Log Wi-Fi state changes to the audit log

[corbin-phipps]

Type

• Bug fix
• Feature addition
• Feature update
• Documentation
• Build Infrastructure

Side Effects

• Breaking change
• Non-functional change

Goals

To log Wi-Fi state changes to the audit log. This is done at the neutral Ieee80211* layer in AccessPointControllerLinux for most of the Set* functions.

A debug ( AUDITD ) line is added to log which neutral type values will be attempted to be set, then after the values are set, the updated changes are validated. If successful, an info ( AUDITI ) line is added to log the successful changes.
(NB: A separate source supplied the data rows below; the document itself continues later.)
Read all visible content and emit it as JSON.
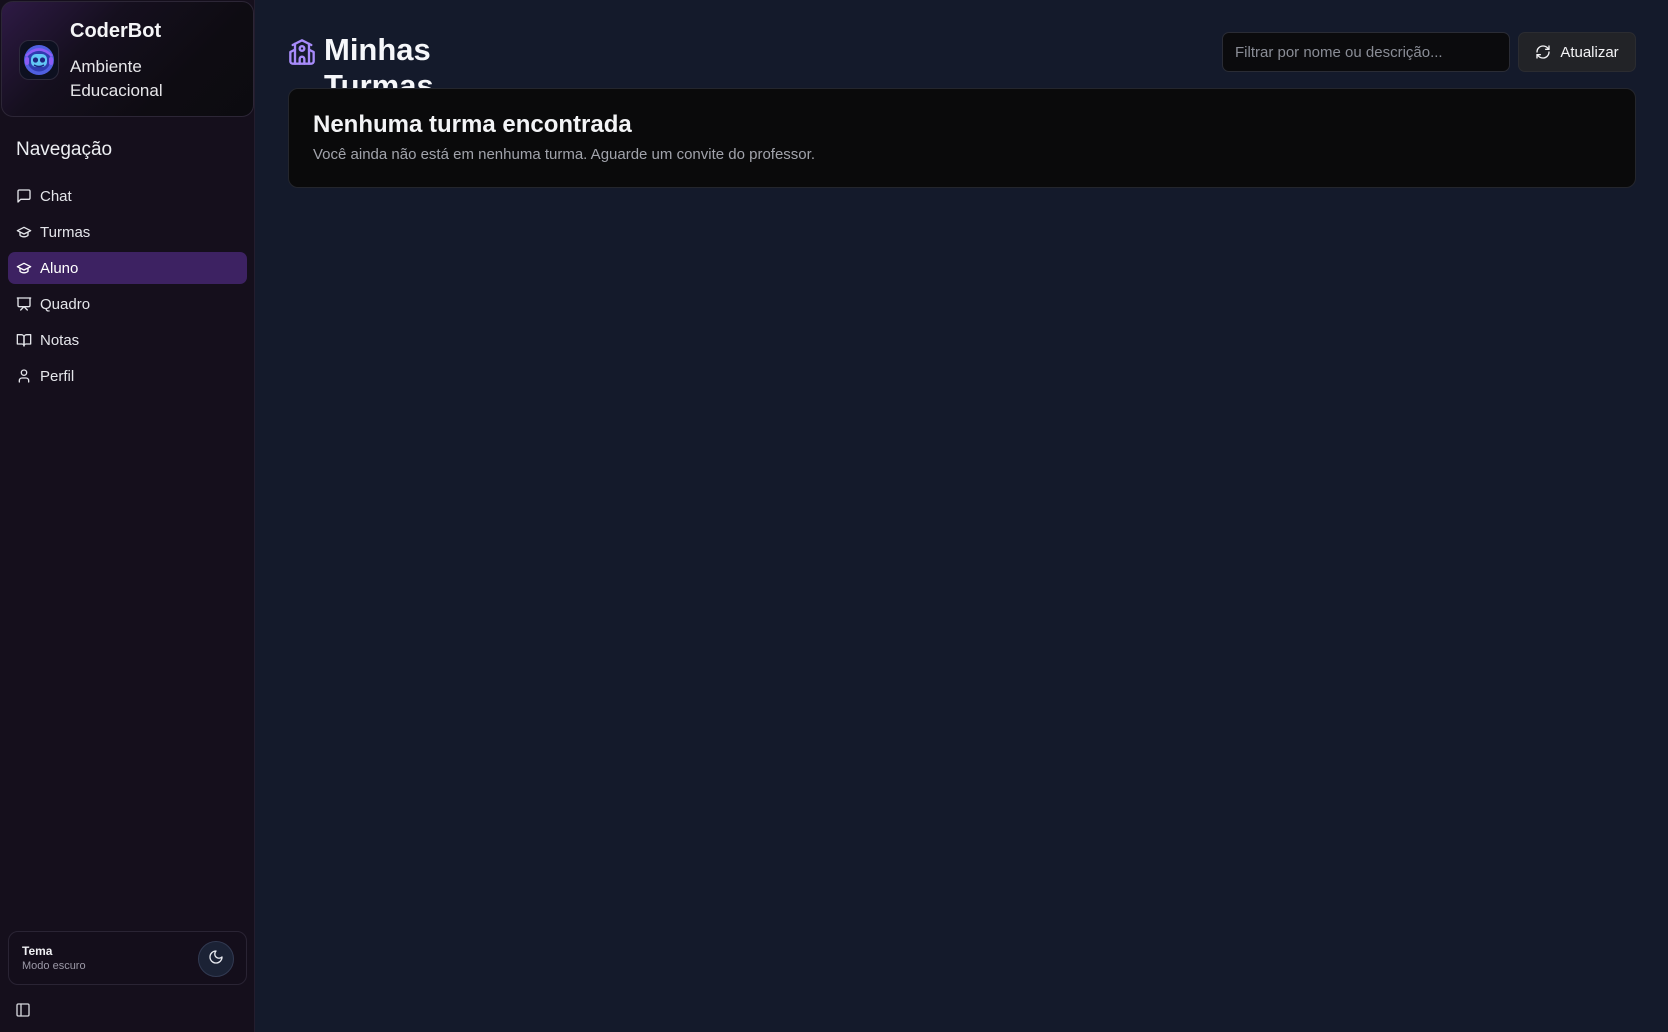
{
  "brand": {
    "title": "CoderBot",
    "subtitle": "Ambiente Educacional"
  },
  "sidebar": {
    "nav_title": "Navegação",
    "items": [
      {
        "label": "Chat",
        "icon": "message-square-icon",
        "active": false
      },
      {
        "label": "Turmas",
        "icon": "graduation-cap-icon",
        "active": false
      },
      {
        "label": "Aluno",
        "icon": "graduation-cap-icon",
        "active": true
      },
      {
        "label": "Quadro",
        "icon": "presentation-icon",
        "active": false
      },
      {
        "label": "Notas",
        "icon": "book-open-icon",
        "active": false
      },
      {
        "label": "Perfil",
        "icon": "user-icon",
        "active": false
      }
    ],
    "theme": {
      "label": "Tema",
      "mode": "Modo escuro",
      "icon": "moon-icon"
    },
    "toggle_icon": "panel-left-icon"
  },
  "header": {
    "title": "Minhas Turmas",
    "icon": "school-icon",
    "search": {
      "placeholder": "Filtrar por nome ou descrição...",
      "value": ""
    },
    "refresh_label": "Atualizar",
    "refresh_icon": "refresh-icon"
  },
  "empty_state": {
    "title": "Nenhuma turma encontrada",
    "description": "Você ainda não está em nenhuma turma. Aguarde um convite do professor."
  },
  "colors": {
    "background": "#141a2b",
    "sidebar": "#150f1c",
    "active_item": "#3d2262",
    "accent_icon": "#a78bfa"
  }
}
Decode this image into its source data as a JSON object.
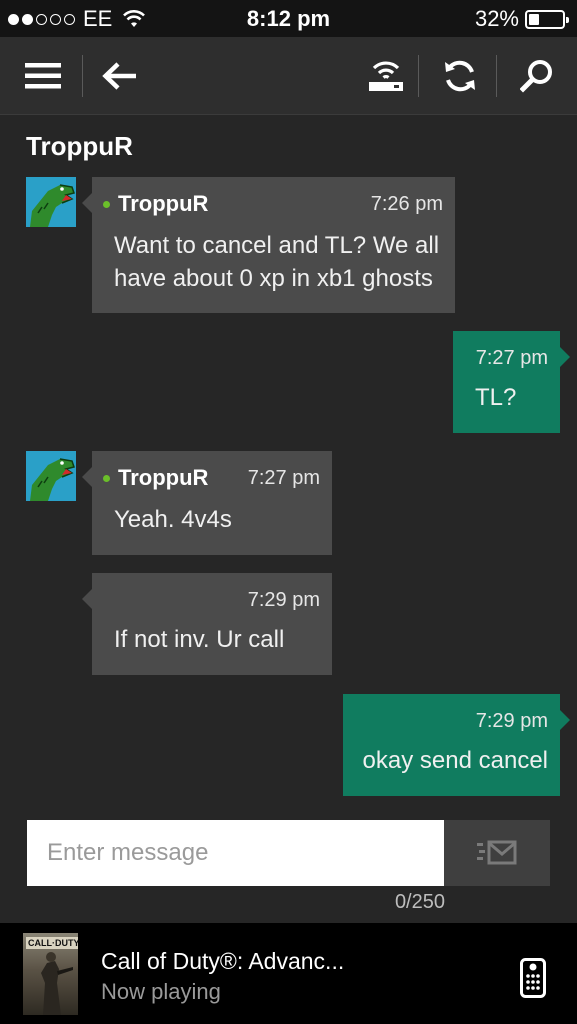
{
  "status_bar": {
    "carrier": "EE",
    "time": "8:12 pm",
    "battery": "32%",
    "battery_level": 0.32,
    "signal_bars_filled": 2,
    "signal_bars_total": 5
  },
  "app_bar": {
    "menu_icon": "hamburger-menu-icon",
    "back_icon": "back-arrow-icon",
    "connect_icon": "console-connection-icon",
    "refresh_icon": "refresh-icon",
    "search_icon": "search-icon"
  },
  "conversation": {
    "title": "TroppuR",
    "messages": [
      {
        "direction": "in",
        "sender": "TroppuR",
        "time": "7:26 pm",
        "lines": [
          "Want to cancel and TL? We all",
          "have about 0 xp in xb1 ghosts"
        ]
      },
      {
        "direction": "out",
        "time": "7:27 pm",
        "lines": [
          "TL?"
        ]
      },
      {
        "direction": "in",
        "sender": "TroppuR",
        "time": "7:27 pm",
        "lines": [
          "Yeah. 4v4s"
        ]
      },
      {
        "direction": "in",
        "time": "7:29 pm",
        "lines": [
          "If not inv. Ur call"
        ]
      },
      {
        "direction": "out",
        "time": "7:29 pm",
        "lines": [
          "okay send cancel"
        ]
      }
    ]
  },
  "composer": {
    "placeholder": "Enter message",
    "value": "",
    "char_count": "0/250",
    "send_icon": "send-message-icon"
  },
  "now_playing": {
    "boxart_text": "CALL·DUTY",
    "title": "Call of Duty®: Advanc...",
    "subtitle": "Now playing",
    "remote_icon": "remote-control-icon"
  },
  "colors": {
    "background": "#262626",
    "incoming_bubble": "#4b4b4b",
    "outgoing_bubble": "#107c5f",
    "online_dot": "#6bbf2a"
  }
}
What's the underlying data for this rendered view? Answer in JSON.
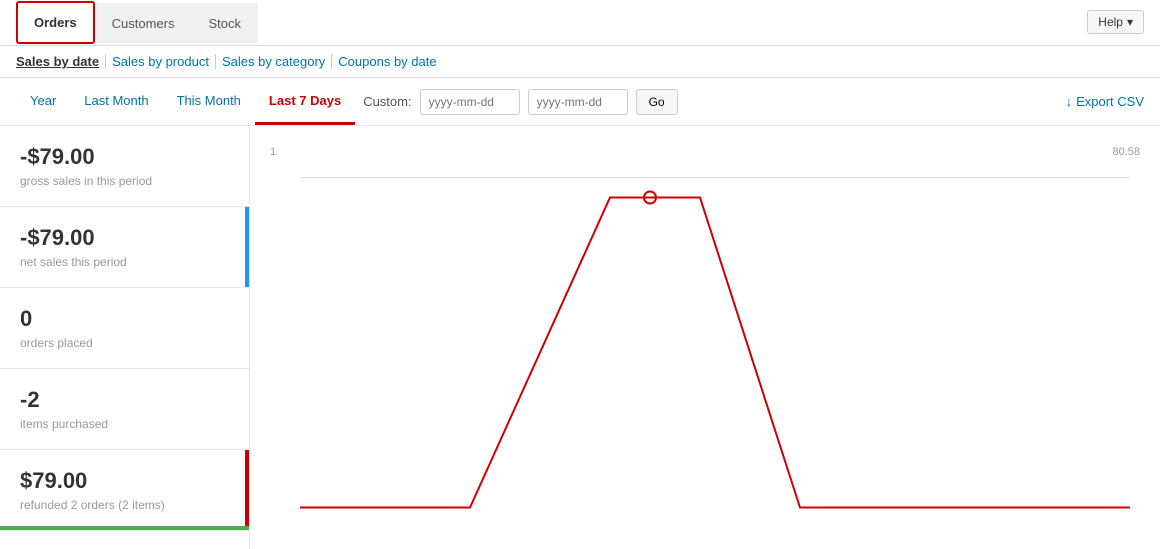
{
  "top": {
    "help_label": "Help",
    "help_arrow": "▾"
  },
  "nav": {
    "tabs": [
      {
        "id": "orders",
        "label": "Orders",
        "active": true
      },
      {
        "id": "customers",
        "label": "Customers",
        "active": false
      },
      {
        "id": "stock",
        "label": "Stock",
        "active": false
      }
    ]
  },
  "sub_nav": {
    "links": [
      {
        "id": "sales-by-date",
        "label": "Sales by date",
        "active": true
      },
      {
        "id": "sales-by-product",
        "label": "Sales by product",
        "active": false
      },
      {
        "id": "sales-by-category",
        "label": "Sales by category",
        "active": false
      },
      {
        "id": "coupons-by-date",
        "label": "Coupons by date",
        "active": false
      }
    ]
  },
  "filter": {
    "tabs": [
      {
        "id": "year",
        "label": "Year",
        "active": false
      },
      {
        "id": "last-month",
        "label": "Last Month",
        "active": false
      },
      {
        "id": "this-month",
        "label": "This Month",
        "active": false
      },
      {
        "id": "last-7-days",
        "label": "Last 7 Days",
        "active": true
      }
    ],
    "custom_label": "Custom:",
    "date_from_placeholder": "yyyy-mm-dd",
    "date_to_placeholder": "yyyy-mm-dd",
    "go_label": "Go",
    "export_label": "Export CSV",
    "export_icon": "↓"
  },
  "stats": [
    {
      "id": "gross-sales",
      "value": "-$79.00",
      "label": "gross sales in this period",
      "accent_color": ""
    },
    {
      "id": "net-sales",
      "value": "-$79.00",
      "label": "net sales this period",
      "accent_color": "#2196f3"
    },
    {
      "id": "orders-placed",
      "value": "0",
      "label": "orders placed",
      "accent_color": ""
    },
    {
      "id": "items-purchased",
      "value": "-2",
      "label": "items purchased",
      "accent_color": ""
    },
    {
      "id": "refunded",
      "value": "$79.00",
      "label": "refunded 2 orders (2 items)",
      "accent_color": "#c00"
    }
  ],
  "chart": {
    "y_left": "1",
    "y_right": "80.58"
  }
}
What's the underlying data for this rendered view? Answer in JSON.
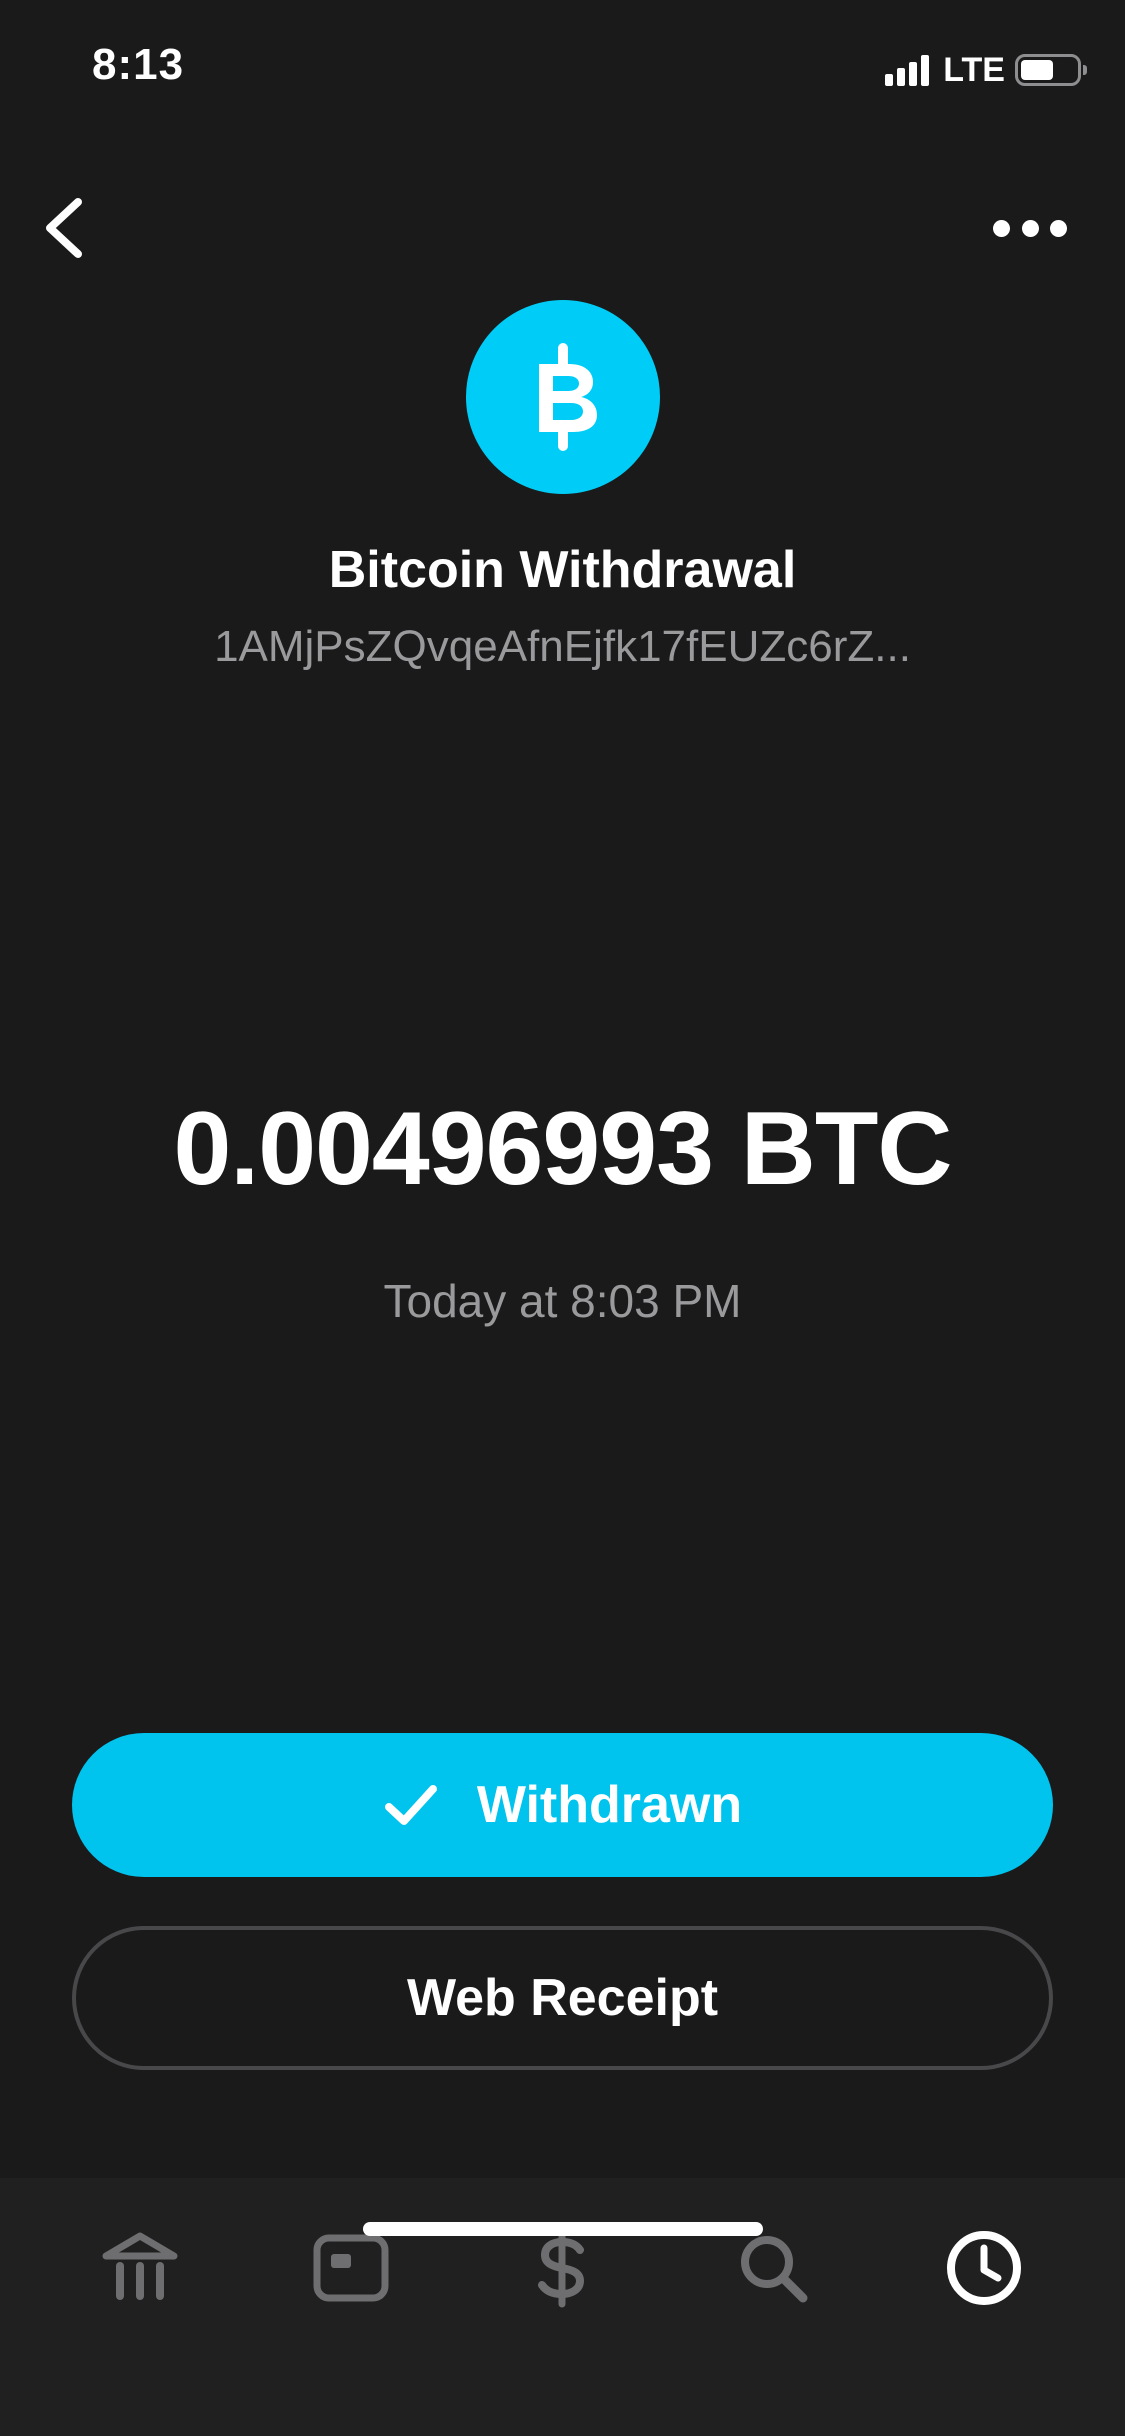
{
  "status_bar": {
    "time": "8:13",
    "network": "LTE"
  },
  "header": {
    "back_icon": "chevron-left-icon",
    "more_icon": "more-horizontal-icon"
  },
  "transaction": {
    "avatar_icon": "bitcoin-icon",
    "avatar_color": "#00cdf7",
    "title": "Bitcoin Withdrawal",
    "address": "1AMjPsZQvqeAfnEjfk17fEUZc6rZ...",
    "amount": "0.00496993 BTC",
    "timestamp": "Today at 8:03 PM"
  },
  "actions": {
    "status_label": "Withdrawn",
    "status_icon": "checkmark-icon",
    "status_color": "#00c3ee",
    "receipt_label": "Web Receipt"
  },
  "tab_bar": {
    "tabs": [
      {
        "icon": "bank-icon",
        "active": false
      },
      {
        "icon": "card-icon",
        "active": false
      },
      {
        "icon": "dollar-icon",
        "active": false
      },
      {
        "icon": "search-icon",
        "active": false
      },
      {
        "icon": "clock-icon",
        "active": true
      }
    ],
    "inactive_color": "#6e6e70",
    "active_color": "#ffffff"
  }
}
If unsuccessful (usually meaning the value retrieved by hostapd is not what was set), then a debug line is added to log the value that was retrieved.

Technical Details

• Added several AUDITD and AUDITI lines in AccessPointControllerLinux.cxx as described above.
• Added various Ieee80211*ToString() functions to Ieee80211.*xx.

Test Results

Verified that the following changes show up in the audit log:

• Setting operational state
• Setting PHY type
• Setting SSID

Have not been able to verify that setting AKM suites and pairwise cipher suites works.

Tested these changes with netremote-cli wifi ap-enable wlo1 --phy 3 --akms 1027080 --sae password, netremote-cli wifi ap-disable wlo1, and netremote-cli wifi set-ssid wlo1 netremote2-ap-wlo1.

Reviewer Focus

None.

Future Work

• Add WPA events to audit log (via OnWpaEvent callback).
• Add access point events (such as AP added, removed, etc.) to audit log (via AccessPointManager).
• Need to update HostapdBssConfiguration to use std::vector<WpaCipher for WpaPairwiseCipher and RsnPairwiseCipher. Currently, there is only a single WpaCipher for each.

Checklist

• Build target all compiles cleanly.
• clang-format and clang-tidy deltas produced no new output.
• Newly added functions include doxygen-style comment block.